"La ballade des Dalton" est le dernier film sur lequel a travaillé René Goscinny avant de disparaître prématurément. Celui-ci était même pratiquement terminé avant son décès. Sa patte, tout comme son génie créatif, étaient encore une fois bien présents sur le projet. Passionné par les États-Unis, il avait trouvé en "Lucky Luke" de quoi exprimer cette fascination pour le pays de l’oncle Sam, en évoquant son histoire et ses mythes à travers son art du divertissement.
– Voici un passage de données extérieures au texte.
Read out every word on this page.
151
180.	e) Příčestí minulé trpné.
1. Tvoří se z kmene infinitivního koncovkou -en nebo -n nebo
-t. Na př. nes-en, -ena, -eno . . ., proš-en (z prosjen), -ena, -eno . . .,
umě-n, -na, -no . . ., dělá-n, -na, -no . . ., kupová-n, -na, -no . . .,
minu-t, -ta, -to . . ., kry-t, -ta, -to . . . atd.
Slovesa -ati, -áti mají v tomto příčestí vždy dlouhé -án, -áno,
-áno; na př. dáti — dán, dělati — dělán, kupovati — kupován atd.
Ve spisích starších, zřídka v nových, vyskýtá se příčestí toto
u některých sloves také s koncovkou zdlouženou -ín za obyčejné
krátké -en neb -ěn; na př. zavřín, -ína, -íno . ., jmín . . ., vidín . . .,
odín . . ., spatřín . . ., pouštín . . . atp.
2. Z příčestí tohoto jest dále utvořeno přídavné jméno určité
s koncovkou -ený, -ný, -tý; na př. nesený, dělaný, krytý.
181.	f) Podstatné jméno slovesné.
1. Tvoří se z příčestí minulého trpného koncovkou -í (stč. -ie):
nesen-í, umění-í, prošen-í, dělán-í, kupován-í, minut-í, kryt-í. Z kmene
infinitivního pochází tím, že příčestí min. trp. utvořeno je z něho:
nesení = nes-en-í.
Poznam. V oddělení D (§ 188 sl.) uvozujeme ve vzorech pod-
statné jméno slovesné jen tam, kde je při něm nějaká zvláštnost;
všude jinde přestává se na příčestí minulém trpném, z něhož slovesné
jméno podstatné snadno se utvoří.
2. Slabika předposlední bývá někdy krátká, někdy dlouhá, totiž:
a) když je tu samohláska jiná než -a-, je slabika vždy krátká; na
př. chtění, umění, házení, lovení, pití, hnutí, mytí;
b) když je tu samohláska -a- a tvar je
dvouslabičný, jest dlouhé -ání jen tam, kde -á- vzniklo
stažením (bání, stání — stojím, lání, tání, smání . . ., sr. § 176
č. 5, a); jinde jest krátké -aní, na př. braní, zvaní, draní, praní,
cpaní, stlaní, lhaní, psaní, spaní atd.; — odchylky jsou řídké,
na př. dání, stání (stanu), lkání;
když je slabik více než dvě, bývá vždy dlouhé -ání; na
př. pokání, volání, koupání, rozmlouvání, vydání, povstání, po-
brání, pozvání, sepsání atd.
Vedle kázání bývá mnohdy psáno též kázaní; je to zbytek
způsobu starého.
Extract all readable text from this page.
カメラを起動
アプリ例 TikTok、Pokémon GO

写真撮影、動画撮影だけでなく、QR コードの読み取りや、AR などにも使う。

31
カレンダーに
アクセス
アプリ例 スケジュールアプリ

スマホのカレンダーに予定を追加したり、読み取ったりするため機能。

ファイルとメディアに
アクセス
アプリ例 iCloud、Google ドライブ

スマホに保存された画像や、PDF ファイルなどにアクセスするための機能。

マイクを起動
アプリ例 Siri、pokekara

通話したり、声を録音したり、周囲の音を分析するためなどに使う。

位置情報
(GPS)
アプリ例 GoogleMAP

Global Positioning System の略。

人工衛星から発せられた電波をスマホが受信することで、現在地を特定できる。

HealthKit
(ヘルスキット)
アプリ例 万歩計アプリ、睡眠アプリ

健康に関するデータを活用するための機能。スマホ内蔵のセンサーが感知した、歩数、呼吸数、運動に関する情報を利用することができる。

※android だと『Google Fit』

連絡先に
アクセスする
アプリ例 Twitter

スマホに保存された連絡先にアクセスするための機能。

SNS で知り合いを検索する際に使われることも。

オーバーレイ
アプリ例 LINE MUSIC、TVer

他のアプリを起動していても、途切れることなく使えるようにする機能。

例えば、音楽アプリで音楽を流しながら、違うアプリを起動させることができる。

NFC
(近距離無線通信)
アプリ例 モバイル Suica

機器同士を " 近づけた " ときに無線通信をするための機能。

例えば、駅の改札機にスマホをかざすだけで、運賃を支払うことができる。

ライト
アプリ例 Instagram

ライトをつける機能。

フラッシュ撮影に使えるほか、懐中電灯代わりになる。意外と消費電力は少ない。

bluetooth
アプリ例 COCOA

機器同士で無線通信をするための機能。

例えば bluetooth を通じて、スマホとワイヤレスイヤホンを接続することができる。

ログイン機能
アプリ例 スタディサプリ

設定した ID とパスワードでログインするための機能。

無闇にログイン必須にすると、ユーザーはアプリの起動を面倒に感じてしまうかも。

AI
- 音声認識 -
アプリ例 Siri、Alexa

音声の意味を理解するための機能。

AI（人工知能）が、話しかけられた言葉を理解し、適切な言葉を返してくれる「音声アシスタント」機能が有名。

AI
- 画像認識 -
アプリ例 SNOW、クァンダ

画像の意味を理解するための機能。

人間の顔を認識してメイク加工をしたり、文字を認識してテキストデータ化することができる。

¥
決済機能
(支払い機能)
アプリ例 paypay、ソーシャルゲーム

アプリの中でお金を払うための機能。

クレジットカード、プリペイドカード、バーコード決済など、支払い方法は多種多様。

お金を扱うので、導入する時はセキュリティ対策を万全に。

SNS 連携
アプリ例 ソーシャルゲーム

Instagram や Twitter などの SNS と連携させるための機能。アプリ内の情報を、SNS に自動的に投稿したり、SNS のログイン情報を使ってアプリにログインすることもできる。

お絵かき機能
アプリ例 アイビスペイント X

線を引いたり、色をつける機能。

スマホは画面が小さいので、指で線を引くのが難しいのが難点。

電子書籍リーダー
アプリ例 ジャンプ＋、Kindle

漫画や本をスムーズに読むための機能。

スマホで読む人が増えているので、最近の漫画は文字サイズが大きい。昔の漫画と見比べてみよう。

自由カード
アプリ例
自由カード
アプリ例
"La ballade des Dalton" est le deuxième – et dernier – film des studios Idéfix, ainsi que la deuxième adaptation animée pour le cow-boy qui tire plus vite que son ombre, et également la meilleure retranscription cinématographique de "Lucky Luke". Les deux auteurs de la bande dessinée, Morris et René Goscinny, sont ici scénaristes et réalisateurs. Et ça se sent : le métrage est à la fois un vrai western, un pastiche du genre, et un film populaire accessible aussi bien aux enfants qu’aux adultes, chacun y trouvant un niveau de lecture.
Tout comme le précédent long-métrage du jeune studio, "Les 12 travaux d’Astérix", la structure de "La ballade des Dalton" s’apparente davantage à une bande dessinée qu’à un récit de cinéma classique. Mais c’est un choix qui permet de multiplier les situations et les gags sans aucun temps mort. Que ce soit les personnages rencontrés, les lieux traversés, l’humour, les hommages ou les parodies, absolument tout est réussi, drôle, décalé, parfois barré, mais toujours cohérent avec cet amour du western.
Et comment évoquer "La ballade des Dalton" sans mentionner la bande-son signée Claude Bolling, qui avait déjà fait des merveilles sur "Daisy Town" ? Beaucoup plus variée que précédemment, elle culmine avec une chanson mémorable dont les paroles ont été écrites par Henri Gruel et Lawrence Riesner. Ce texte, mélange d’argot, de langage soutenu et de métaphores poétiques, est un bijou d’inventivité. Pour une simple ballade censée être destinée aux enfants, la chanson a beaucoup de caractère et met en valeur la richesse de la langue française. Elle n’a pas été conçue comme une simple ritournelle enfantine mais comme une ballade universelle, qui amuse les petits tout en séduisant les adultes par la finesse de son écriture.
"La ballade des Dalton" est à l’image du film qu’elle illustre. Et si l’on devait comparer ce long-métrage à "Daisy Town", tous deux issus de scénarios originaux et non d’adaptations directes de la bande dessinée, je trouve "La ballade des Dalton" bien plus abouti. Plus riche dans sa narration, plus maîtrisé dans son rythme, mais aussi plus soigné dans son dessin et son animation.
C’est LE film "Lucky Luke" au cinéma, le meilleur western français (a-t-il vraiment une concurrence ?) et surtout le dernier travail de Goscinny. Parti trop tôt, il nous a laissé une œuvre unique, certes inachevée dans son ambition, mais marquée du sceau de son génie. Une empreinte indélébile dans la pop culture franco-belge.